President Obama’s public question-and-answer session with the Senate Democrats earlier this week was a pretty tame event – especially compared to the spectacular hijinks that went down when Obama addressed Republican members of the House. The President briefly admonished his own party, telling them to “finish the job on healthcare,” but that was the extent of the conversation. None of the senators actually asked Obama a question about healthcare reform.
But there are some tensions between the White House and Senate Democrats, and behind closed doors, they're coming out. In a follow-up meeting, Sen. Al Franken, D-Minn., tore into David Axelrod, a senior advisor to Obama, about the president’s lack of leadership on healthcare. According to one Democratic aide quoted in the Huffington Post, the Minnesota senator said that "he really needed to know if the White House was going to lead." Apparently, Franken was not alone in his grievances. As one Democratic senator told Politico, "There was a lot of frustration in there."
Obama has long been criticized for his lack of leadership on healthcare -- first by liberal commentators and more recently by leading progressive members of the House, including Rep. Anthony Weiner, D-N.Y. The argument stems from frustration that the President hasn't done enough to garner public enthusiasm for reform. Franken and his fellow Democrats in the Senate, however, have been reluctant to blame the White House for their healthcare woes.
Obama’s latest comments on healthcare reform don’t seem to indicate that he'll be getting more personally involved anytime soon. At a fundraiser Thursday night, the President voiced concern about whether a bill would pass at all, and suggested that the onus lay on Congress to get something done:
So there’s a lot of information out there that people understandably are concerned about. And that’s why I think it’s very important for us to have a methodical, open process over the next several weeks, and then let’s go ahead and make a decision.

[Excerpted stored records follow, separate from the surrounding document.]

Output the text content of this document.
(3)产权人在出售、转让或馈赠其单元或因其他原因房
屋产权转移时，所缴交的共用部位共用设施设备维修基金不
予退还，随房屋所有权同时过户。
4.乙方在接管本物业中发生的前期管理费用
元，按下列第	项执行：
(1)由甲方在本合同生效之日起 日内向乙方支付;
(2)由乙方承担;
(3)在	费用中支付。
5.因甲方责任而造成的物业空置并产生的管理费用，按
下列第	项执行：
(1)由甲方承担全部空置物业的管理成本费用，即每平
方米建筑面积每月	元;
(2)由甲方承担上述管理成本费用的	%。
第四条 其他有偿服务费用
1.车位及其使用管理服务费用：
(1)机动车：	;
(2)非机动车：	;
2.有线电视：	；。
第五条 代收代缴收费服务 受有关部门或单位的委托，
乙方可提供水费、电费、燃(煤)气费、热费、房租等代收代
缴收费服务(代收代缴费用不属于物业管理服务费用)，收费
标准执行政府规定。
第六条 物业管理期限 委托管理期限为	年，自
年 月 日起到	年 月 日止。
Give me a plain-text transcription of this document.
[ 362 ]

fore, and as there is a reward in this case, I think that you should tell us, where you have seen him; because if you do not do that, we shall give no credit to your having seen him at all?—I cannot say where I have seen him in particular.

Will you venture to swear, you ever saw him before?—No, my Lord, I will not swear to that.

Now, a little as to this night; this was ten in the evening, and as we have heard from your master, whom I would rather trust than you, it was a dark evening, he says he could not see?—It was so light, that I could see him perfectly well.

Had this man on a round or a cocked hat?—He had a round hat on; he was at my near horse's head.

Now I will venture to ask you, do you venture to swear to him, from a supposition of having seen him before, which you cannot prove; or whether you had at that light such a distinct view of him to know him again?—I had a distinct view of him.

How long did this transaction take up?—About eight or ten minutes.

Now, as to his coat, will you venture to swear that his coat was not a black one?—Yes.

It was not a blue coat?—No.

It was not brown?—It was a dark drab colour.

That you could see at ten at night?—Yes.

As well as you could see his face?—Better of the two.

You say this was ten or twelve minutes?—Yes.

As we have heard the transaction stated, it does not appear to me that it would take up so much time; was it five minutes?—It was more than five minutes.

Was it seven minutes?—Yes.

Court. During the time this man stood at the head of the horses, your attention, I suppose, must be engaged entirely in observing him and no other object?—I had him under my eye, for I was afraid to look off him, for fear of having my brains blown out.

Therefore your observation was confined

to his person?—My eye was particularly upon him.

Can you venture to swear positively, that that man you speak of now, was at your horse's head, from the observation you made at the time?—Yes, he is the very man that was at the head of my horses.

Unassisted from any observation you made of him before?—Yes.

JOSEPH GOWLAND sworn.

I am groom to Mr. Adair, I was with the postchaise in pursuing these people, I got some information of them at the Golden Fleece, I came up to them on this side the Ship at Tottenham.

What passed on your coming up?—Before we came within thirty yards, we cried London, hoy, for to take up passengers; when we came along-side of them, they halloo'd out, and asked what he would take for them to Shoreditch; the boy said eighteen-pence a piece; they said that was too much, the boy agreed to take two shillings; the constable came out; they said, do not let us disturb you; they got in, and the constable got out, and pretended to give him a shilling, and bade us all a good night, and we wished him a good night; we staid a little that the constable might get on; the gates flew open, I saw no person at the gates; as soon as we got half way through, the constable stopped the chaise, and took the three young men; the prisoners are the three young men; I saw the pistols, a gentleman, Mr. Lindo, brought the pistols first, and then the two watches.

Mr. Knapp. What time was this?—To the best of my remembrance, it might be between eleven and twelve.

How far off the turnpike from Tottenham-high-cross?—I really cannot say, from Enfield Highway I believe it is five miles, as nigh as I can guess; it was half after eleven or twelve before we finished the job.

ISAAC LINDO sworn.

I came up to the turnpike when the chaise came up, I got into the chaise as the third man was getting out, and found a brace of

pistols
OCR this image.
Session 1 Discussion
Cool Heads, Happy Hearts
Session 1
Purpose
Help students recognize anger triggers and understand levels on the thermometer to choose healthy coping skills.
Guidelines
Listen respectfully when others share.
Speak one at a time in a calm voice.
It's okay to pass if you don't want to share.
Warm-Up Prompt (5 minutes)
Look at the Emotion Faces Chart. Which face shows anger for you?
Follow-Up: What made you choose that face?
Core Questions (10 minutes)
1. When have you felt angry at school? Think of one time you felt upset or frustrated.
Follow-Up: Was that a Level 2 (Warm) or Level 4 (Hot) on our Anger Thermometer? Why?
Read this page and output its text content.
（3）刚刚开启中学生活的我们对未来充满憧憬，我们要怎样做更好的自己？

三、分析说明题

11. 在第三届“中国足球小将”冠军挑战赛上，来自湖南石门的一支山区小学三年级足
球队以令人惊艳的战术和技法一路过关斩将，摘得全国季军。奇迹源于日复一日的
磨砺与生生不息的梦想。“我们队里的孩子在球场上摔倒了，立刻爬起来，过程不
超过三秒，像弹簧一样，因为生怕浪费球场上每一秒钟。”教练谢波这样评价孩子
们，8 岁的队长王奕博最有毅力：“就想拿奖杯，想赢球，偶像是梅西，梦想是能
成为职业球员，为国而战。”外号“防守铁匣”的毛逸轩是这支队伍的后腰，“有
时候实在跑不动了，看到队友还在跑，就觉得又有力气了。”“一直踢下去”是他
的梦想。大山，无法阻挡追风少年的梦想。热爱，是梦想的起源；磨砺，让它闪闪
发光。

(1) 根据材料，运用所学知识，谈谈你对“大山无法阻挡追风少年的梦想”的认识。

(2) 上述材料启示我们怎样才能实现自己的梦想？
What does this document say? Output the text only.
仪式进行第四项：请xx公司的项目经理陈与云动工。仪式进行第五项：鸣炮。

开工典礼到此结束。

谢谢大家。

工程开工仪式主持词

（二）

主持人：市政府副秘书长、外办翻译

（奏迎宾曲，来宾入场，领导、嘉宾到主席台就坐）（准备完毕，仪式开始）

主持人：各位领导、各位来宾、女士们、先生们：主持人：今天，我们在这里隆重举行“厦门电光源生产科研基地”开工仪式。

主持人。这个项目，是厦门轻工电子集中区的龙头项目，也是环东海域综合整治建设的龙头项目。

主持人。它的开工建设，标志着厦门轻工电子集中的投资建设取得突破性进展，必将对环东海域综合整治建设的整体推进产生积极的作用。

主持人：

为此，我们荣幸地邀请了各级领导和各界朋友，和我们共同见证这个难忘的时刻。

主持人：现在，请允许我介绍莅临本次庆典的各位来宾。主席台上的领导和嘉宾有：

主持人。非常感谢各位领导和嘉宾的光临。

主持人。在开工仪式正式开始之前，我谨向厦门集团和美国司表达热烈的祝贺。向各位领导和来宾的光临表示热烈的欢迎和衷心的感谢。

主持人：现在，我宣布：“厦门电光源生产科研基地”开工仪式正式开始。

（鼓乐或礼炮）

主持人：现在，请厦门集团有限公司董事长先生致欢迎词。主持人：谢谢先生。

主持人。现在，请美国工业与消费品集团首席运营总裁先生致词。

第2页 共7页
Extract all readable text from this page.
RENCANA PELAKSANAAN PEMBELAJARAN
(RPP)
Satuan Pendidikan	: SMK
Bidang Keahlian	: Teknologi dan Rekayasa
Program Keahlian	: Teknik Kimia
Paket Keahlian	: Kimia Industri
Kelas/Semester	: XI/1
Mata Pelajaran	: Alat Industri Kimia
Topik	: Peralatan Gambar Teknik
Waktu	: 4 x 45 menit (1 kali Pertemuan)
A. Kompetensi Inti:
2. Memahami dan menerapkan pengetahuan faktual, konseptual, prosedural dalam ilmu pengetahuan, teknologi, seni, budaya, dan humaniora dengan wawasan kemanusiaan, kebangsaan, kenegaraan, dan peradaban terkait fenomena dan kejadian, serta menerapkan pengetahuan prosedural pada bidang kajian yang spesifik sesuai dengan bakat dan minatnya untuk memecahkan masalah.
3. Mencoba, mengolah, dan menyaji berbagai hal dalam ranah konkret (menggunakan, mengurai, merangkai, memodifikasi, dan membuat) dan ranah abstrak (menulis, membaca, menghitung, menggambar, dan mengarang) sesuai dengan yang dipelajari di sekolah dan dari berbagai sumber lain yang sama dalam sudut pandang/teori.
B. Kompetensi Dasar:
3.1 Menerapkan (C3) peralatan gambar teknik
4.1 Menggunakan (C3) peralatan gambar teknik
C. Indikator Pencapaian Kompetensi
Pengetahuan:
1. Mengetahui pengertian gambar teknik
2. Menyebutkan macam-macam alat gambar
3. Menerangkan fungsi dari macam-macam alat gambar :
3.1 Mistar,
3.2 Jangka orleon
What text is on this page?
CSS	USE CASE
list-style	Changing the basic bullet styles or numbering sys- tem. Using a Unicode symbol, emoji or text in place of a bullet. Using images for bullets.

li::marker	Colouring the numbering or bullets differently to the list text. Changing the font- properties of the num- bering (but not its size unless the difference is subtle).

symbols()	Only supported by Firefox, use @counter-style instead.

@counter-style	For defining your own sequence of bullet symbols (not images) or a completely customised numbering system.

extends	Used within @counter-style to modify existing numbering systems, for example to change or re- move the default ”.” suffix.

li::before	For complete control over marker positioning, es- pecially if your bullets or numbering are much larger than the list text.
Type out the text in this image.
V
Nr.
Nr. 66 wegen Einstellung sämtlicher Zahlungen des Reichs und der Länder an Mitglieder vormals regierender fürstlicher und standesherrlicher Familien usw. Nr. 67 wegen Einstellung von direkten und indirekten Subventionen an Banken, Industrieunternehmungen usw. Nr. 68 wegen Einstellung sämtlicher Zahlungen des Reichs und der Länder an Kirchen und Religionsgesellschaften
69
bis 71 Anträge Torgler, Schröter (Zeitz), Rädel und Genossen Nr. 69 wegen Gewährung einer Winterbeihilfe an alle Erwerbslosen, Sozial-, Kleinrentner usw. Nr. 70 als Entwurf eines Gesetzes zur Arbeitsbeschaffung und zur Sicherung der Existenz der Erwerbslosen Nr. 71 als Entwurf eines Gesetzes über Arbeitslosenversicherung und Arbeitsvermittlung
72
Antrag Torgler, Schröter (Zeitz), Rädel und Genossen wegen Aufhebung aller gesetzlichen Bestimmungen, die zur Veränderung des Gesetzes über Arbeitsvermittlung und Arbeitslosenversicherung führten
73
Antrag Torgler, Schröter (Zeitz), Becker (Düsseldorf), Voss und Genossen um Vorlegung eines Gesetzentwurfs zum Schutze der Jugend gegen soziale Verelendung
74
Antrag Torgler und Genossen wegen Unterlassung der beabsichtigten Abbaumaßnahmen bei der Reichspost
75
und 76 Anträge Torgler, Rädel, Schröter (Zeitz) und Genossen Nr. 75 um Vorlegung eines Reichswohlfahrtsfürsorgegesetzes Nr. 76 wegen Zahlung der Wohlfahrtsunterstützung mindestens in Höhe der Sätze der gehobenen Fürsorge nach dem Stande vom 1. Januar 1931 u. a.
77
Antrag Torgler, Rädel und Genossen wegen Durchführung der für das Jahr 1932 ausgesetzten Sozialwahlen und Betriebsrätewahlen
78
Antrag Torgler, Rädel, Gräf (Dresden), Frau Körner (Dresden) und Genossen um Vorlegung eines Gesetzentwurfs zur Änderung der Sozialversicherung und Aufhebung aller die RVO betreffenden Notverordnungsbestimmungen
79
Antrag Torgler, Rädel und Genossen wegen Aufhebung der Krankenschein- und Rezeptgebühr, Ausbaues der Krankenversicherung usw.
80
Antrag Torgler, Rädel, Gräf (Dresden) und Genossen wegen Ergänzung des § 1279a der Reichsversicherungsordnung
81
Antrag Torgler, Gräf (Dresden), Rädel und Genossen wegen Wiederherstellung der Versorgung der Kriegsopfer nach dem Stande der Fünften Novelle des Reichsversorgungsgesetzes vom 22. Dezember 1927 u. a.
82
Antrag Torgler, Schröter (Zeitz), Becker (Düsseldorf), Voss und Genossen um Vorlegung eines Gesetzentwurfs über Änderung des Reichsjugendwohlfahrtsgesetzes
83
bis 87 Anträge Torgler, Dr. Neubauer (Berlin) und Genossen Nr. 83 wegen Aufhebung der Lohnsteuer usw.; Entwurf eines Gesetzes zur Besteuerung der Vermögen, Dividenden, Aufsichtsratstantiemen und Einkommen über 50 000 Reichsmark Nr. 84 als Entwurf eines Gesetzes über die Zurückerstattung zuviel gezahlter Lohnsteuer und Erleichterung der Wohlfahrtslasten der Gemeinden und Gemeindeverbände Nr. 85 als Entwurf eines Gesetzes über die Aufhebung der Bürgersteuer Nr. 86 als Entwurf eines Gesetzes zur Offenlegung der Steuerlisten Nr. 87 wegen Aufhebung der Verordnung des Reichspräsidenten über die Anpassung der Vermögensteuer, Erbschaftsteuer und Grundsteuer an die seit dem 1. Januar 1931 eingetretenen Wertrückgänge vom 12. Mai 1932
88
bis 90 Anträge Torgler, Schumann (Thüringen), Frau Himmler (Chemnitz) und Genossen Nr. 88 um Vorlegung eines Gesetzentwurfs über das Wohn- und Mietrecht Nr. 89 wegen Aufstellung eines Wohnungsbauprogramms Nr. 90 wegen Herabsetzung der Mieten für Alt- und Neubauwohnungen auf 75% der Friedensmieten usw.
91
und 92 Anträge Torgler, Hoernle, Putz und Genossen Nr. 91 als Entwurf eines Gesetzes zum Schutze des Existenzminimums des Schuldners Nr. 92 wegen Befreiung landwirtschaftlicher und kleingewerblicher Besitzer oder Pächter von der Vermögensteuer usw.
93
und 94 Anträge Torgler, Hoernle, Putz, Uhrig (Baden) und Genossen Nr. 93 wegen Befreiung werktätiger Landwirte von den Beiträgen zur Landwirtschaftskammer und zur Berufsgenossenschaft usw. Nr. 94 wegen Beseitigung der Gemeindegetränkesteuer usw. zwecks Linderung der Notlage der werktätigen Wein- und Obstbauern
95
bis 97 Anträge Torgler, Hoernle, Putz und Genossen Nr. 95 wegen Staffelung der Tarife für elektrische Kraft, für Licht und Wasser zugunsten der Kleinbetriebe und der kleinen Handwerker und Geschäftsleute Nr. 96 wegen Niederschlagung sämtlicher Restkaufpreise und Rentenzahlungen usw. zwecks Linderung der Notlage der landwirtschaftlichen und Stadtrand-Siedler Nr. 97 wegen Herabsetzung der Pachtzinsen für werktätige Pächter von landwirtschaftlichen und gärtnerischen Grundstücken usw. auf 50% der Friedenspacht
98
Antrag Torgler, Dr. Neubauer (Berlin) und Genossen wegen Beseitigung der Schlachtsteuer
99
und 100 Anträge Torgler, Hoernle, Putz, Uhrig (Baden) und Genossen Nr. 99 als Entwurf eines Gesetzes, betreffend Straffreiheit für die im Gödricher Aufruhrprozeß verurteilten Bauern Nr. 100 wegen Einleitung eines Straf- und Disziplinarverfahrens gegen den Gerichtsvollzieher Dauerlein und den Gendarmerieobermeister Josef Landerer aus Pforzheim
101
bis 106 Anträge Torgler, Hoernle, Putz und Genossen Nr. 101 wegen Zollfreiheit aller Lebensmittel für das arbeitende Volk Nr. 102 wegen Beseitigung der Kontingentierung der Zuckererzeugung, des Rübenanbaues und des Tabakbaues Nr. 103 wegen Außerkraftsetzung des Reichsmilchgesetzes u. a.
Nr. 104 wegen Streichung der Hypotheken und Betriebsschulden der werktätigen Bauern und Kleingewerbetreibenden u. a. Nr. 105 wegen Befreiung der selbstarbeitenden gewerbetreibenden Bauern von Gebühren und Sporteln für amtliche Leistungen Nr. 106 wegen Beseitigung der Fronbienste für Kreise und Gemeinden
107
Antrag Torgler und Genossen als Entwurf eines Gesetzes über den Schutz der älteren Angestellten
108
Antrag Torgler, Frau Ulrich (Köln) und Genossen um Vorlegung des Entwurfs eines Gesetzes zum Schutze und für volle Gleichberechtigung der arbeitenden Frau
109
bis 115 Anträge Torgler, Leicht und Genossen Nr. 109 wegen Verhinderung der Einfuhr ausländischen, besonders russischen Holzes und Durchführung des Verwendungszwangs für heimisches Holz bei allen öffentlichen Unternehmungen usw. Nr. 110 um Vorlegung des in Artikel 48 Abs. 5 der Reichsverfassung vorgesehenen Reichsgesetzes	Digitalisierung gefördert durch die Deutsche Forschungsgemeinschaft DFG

And it may be that — you know, if Congress decides — if Congress decides we’re not going to do it, even after all the facts are laid out, all the options are clear, then the American people can make a judgment as to whether this Congress has done the right thing for them or not. And that’s how democracy works. There will be elections coming up and they’ll be able to make a determination and register their concerns one way or the other during election time.